Am Nachmittag überwiegt der Sonnenschein. Im Nordwesten ziehen ein paar hohe Wolkenfelder durch. An der Oder halten sich dichtere Wolken, die etwas Schnee bringen. Die Höchstwerte reichen von minus 12 bis minus 4 Grad. Auch in der neuen Woche dauert das eisige und freundliche Wetter an.
Heute Nachmittag bleibt es weit verbreitet sonnig. Nur von der Nordsee bis zur Saar ziehen ein paar hohe Wolkenfelder durch, die aber für Schnee zu dünn bleiben und immer noch die Sonne durchlassen. An der Havel, Oder und Neiße halten sich noch Wolken, die etwas Schneegriesel oder leichten Schneefall bringen. Die Höchstwerte bewegen sich zwischen minus 12 Grad in Sachsen und Südbayern und bis minus 4 Grad am Niederrhein. Der Wind weht schwach, nach Nordwesten hin auch lebhaft aus Ost bis Süd.
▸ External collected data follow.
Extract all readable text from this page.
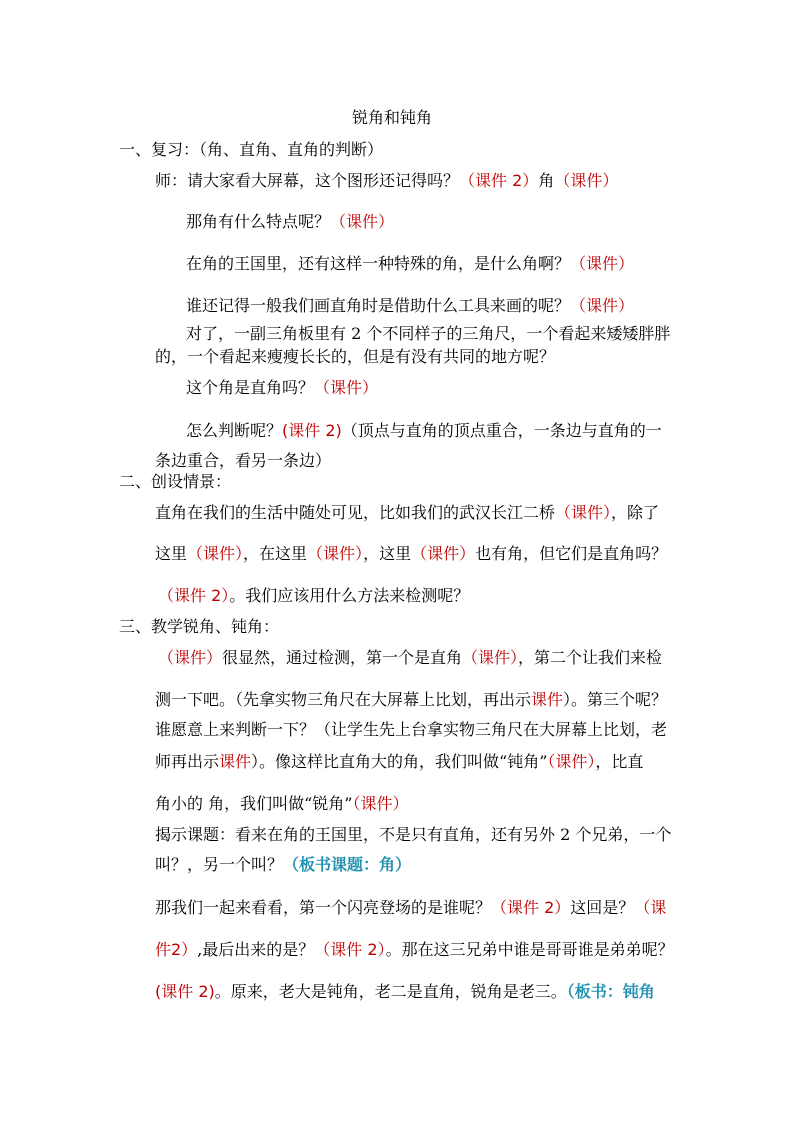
锐角和钝角
一、复习：（角、直角、直角的判断）
师：请大家看大屏幕，这个图形还记得吗？（课件 2）角（课件）
那角有什么特点呢？（课件）
在角的王国里，还有这样一种特殊的角，是什么角啊？（课件）
谁还记得一般我们画直角时是借助什么工具来画的呢？（课件）
对了，一副三角板里有 2 个不同样子的三角尺，一个看起来矮矮胖胖
的，一个看起来瘦瘦长长的，但是有没有共同的地方呢？
这个角是直角吗？（课件）
怎么判断呢？(课件 2)（顶点与直角的顶点重合，一条边与直角的一
条边重合，看另一条边）
二、创设情景：
直角在我们的生活中随处可见，比如我们的武汉长江二桥（课件），除了
这里（课件），在这里（课件），这里（课件）也有角，但它们是直角吗？
（课件 2）。我们应该用什么方法来检测呢？
三、教学锐角、钝角：
（课件）很显然，通过检测，第一个是直角（课件），第二个让我们来检
测一下吧。（先拿实物三角尺在大屏幕上比划，再出示课件）。第三个呢？
谁愿意上来判断一下？（让学生先上台拿实物三角尺在大屏幕上比划，老
师再出示课件）。像这样比直角大的角，我们叫做“钝角”（课件），比直
角小的 角，我们叫做“锐角”（课件）
揭示课题：看来在角的王国里，不是只有直角，还有另外 2 个兄弟，一个
叫？，另一个叫？（板书课题：角）
那我们一起来看看，第一个闪亮登场的是谁呢？（课件 2）这回是？（课
件2）,最后出来的是？（课件 2）。那在这三兄弟中谁是哥哥谁是弟弟呢？
(课件 2)。原来，老大是钝角，老二是直角，锐角是老三。（板书：钝角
In der kommenden Nacht ziehen von Schleswig-Holstein bis zur Saar und Pfalz einige dichtere Wolkenfelder durch, aus denen - wenn überhaupt - lokal ein paar Flocken rieseln. In den anderen Landesteilen ist der Himmel meist sternenklar. Nur örtlich bildet sich Nebel oder Hochnebel. Die Temperaturen sinken auf Tiefstwerte von minus 19 bis minus 10 Grad. Stellenweise kann es im Osten und Südbayern noch kälter werden. Nur direkt an der See ist es nicht ganz so kalt.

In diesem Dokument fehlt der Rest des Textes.